Era una noche horrible y yo me sentía fatal. Acababa de terminar un turno memorablemente malo en un restaurante en el que dos empleados se habían peleado. Uno había blandido una bolsa de plástico con cebollas en rodajas muy maduras a la cabeza del otro, y la bolsa se había reventado, rociando cebollas apestosas por toda una fila de clientes. Yo era el gerente a cargo.
También caía una mezcla de lluvia y nieve, yo iba en bici, eran como las 11 de la noche y tenía un trayecto de tres millas, todo cuesta arriba, hasta mi casa. Además, estaba sin blanca y necesitaba sacar algo de dinero. ¿He dicho ya que me sentía fatal?
Me dirigí derrapando en mi bici hasta el cajero automático más cercano, metí mi tarjeta e introduje mi código. Ticky-ticky-ticky, beep-beep-beep. La caja de efectivo se abrió y, allí, junto a mi pequeño montón de billetes, había un donut de chocolate.
Bueno, no sé vosotros, pero creo que las rosquillas son prácticamente la cúspide del logro culinario. ¿Y las rosquillas de chocolate? Madre mía. Me faltan las palabras.
Y allí estaba yo, en un cajero automático en una calle nevada y desierta, casi llorando después de la porquería de un turno pésimo en un trabajo mal pagado… y de repente, aparece este donut. Como una aparición de la Virgen María, una aparición divina.
Pero había un problema: era un donut sin envolver.

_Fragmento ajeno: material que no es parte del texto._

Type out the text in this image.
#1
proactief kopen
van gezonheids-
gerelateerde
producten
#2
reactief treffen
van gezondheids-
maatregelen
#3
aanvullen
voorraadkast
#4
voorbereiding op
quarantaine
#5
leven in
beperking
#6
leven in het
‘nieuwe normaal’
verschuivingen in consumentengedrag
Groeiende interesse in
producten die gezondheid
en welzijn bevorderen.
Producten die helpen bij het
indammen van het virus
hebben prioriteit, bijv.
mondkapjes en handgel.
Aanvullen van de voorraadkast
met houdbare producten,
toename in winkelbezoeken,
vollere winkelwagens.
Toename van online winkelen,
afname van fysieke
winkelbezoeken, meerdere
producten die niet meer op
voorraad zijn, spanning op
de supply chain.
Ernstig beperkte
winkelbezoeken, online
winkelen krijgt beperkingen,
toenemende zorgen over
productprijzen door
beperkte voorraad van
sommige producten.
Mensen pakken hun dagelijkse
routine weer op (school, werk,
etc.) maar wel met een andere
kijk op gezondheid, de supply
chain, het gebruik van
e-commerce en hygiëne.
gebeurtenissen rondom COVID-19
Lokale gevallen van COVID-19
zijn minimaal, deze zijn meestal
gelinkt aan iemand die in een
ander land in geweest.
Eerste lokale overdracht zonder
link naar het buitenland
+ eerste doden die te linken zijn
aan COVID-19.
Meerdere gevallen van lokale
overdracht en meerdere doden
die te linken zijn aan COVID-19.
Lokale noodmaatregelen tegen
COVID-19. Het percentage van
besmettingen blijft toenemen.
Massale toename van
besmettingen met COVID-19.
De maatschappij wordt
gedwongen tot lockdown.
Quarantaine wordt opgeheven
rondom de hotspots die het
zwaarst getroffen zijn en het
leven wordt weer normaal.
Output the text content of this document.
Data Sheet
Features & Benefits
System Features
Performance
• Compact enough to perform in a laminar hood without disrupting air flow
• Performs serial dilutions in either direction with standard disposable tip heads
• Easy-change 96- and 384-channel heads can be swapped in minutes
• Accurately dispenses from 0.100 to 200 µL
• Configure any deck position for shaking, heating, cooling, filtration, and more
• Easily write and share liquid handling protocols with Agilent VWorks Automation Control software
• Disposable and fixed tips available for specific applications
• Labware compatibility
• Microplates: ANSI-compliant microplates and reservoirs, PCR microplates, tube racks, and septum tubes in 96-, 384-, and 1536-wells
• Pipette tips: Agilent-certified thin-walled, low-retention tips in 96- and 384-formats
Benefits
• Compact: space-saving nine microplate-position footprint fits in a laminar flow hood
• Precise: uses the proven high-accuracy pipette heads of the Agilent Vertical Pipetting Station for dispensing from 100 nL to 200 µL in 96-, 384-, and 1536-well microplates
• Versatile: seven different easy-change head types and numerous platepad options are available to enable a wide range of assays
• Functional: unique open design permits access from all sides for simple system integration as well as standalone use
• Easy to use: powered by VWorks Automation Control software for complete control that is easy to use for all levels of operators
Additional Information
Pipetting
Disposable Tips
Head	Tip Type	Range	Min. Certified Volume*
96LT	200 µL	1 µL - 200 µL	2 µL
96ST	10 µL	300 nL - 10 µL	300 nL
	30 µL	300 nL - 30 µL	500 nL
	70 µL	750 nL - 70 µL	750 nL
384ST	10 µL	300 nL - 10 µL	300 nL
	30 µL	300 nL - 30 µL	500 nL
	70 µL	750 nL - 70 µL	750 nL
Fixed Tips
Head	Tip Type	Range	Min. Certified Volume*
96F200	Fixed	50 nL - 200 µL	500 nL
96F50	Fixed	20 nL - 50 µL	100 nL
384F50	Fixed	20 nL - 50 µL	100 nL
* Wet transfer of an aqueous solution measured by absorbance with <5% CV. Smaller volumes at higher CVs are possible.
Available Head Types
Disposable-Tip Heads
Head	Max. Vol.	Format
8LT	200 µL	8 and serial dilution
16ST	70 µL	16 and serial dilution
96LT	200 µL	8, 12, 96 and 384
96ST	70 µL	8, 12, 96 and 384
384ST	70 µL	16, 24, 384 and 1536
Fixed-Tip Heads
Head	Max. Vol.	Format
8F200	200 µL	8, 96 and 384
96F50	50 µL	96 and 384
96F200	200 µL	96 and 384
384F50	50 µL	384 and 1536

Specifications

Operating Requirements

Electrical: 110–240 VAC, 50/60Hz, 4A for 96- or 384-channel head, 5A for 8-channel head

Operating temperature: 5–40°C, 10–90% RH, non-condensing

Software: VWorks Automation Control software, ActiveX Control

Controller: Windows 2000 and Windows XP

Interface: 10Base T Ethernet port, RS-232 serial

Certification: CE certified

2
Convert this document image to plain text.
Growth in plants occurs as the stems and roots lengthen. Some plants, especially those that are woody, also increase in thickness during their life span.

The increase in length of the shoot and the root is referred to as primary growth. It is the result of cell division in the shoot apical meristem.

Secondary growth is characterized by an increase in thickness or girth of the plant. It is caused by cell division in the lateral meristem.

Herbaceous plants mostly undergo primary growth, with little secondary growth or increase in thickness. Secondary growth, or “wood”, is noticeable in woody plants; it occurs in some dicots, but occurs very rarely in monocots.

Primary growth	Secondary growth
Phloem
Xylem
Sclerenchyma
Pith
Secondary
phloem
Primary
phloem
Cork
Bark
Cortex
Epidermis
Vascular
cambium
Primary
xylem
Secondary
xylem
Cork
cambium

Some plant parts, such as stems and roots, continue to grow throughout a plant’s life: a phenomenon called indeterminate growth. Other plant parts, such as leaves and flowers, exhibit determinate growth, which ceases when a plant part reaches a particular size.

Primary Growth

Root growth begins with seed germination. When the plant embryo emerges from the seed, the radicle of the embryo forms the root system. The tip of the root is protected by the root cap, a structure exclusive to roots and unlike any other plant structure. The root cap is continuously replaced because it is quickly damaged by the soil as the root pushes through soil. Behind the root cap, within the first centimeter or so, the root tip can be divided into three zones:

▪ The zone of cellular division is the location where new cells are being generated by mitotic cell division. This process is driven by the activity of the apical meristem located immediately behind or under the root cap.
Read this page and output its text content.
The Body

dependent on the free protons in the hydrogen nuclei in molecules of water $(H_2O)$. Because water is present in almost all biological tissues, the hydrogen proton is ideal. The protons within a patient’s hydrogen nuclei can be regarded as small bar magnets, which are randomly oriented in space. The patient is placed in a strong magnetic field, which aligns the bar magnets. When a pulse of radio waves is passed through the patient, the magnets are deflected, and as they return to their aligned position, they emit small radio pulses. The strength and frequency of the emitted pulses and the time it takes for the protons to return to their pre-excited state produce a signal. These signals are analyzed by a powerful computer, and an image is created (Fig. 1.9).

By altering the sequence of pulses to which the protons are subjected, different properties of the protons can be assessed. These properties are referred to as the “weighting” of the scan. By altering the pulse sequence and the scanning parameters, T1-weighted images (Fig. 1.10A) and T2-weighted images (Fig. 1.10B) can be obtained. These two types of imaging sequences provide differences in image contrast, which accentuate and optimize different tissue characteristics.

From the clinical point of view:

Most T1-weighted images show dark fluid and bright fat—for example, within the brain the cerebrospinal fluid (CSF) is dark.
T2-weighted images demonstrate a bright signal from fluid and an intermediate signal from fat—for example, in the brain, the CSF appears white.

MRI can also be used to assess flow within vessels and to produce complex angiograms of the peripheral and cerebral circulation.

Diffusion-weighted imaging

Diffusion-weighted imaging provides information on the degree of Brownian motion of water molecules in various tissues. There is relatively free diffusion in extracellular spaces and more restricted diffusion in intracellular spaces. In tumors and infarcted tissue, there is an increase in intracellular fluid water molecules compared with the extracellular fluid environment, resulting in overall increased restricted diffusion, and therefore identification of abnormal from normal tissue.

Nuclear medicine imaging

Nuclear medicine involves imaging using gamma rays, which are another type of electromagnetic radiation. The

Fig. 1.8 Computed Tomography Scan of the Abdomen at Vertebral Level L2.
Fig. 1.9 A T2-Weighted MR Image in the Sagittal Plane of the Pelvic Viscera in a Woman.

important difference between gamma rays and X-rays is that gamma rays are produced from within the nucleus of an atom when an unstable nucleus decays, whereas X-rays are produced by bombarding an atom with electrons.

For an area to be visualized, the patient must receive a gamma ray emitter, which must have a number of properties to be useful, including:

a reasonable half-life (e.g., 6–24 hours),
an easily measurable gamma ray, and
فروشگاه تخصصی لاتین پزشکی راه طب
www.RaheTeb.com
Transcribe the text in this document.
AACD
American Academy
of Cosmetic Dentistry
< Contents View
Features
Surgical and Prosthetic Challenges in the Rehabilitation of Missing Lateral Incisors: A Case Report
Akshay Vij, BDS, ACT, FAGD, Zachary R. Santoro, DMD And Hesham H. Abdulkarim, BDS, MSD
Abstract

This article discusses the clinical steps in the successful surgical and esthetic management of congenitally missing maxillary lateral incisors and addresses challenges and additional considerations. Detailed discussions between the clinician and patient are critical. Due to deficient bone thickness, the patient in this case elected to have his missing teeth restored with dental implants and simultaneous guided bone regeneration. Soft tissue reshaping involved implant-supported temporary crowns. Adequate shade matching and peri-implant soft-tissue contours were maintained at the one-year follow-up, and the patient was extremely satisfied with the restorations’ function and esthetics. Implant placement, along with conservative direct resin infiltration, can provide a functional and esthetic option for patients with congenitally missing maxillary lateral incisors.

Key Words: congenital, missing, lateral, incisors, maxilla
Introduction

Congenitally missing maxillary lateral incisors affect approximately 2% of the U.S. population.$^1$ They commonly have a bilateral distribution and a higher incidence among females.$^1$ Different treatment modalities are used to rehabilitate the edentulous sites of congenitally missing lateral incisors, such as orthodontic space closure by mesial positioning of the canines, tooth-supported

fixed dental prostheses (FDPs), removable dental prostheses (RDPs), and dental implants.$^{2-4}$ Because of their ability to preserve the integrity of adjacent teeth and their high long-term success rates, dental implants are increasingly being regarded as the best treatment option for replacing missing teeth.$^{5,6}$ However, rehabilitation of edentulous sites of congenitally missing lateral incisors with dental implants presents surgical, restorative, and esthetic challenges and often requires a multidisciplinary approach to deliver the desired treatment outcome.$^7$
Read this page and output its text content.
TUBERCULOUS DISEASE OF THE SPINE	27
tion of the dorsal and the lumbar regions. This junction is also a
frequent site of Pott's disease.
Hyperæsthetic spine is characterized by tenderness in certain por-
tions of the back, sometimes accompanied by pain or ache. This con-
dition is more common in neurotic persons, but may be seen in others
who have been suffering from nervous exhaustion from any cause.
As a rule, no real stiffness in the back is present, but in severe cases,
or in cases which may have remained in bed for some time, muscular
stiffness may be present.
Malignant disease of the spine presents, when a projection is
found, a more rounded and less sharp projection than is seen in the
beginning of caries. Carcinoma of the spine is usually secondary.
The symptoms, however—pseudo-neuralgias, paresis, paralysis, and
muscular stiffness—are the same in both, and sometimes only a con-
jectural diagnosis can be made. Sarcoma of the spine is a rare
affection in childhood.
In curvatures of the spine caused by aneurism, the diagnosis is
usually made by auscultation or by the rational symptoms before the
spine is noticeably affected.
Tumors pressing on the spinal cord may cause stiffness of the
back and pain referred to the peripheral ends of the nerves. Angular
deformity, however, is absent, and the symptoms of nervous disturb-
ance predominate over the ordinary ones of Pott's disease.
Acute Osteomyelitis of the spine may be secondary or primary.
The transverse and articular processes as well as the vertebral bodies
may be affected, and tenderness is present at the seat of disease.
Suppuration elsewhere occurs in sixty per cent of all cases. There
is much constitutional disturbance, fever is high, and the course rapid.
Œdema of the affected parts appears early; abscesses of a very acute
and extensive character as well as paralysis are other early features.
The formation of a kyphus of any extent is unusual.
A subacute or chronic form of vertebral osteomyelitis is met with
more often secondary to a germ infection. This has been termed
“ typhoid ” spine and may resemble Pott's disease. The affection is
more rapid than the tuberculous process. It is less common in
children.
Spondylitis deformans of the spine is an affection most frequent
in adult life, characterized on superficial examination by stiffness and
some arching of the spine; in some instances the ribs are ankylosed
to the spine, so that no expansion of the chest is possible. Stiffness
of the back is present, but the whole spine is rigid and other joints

Un montón de cosas pasaron por mi mente en rápida sucesión. “Mujer envenenada por un donut de cajero automático”. “Trabajador de comida rápida muere de hemorragia interna tras comer un donut lleno de cuchillas”. “Hacker de cajeros automáticos se lanza a una matanza de donuts de chocolate: terror en Harvard Square”.
¿Qué hacer?
Como dice la predicadora cuáquera y motera Peggy Senger Morrison, la diosa de la seguridad es una diosa cabrona y exigente. La diosa de la seguridad, en ese momento, quería que sacrificara la cúspide de la gloria culinaria estadounidense en el altar de la Precaución Sensata. La diosa de la seguridad quería que dijera que no. Después de todo, ¿qué clase de tonto se come un donut sin envolver de un cajero automático de una gran ciudad?
Pero como también dice Senger Morrison, todo lo que está mal en el mundo es la diferencia entre la gracia extendida y la gracia retenida.
Yo añadiría: la gracia rechazada. Ese donut era gracia extendida. ¿Iba a decir que no?
Tomé una decisión esa noche. Tomé la decisión de confiar en la benevolencia del universo y en la posibilidad de la gracia y en el último usuario del cajero automático, a quien me gusta imaginar poniendo un donut en la caja de efectivo y sonriendo al imaginar la reacción del siguiente usuario.
Treinta y cinco años después, vivo para contarlo, estoy sonriendo para mis adentros mientras pienso en ese donut, y en la importancia, de vez en cuando, de decir que sí a algo tan absurdo y posiblemente arriesgado como un donut de chocolate de procedencia desconocida en un cajero automático. De decir que sí a algo tan absurdo y posiblemente arriesgado como la gracia.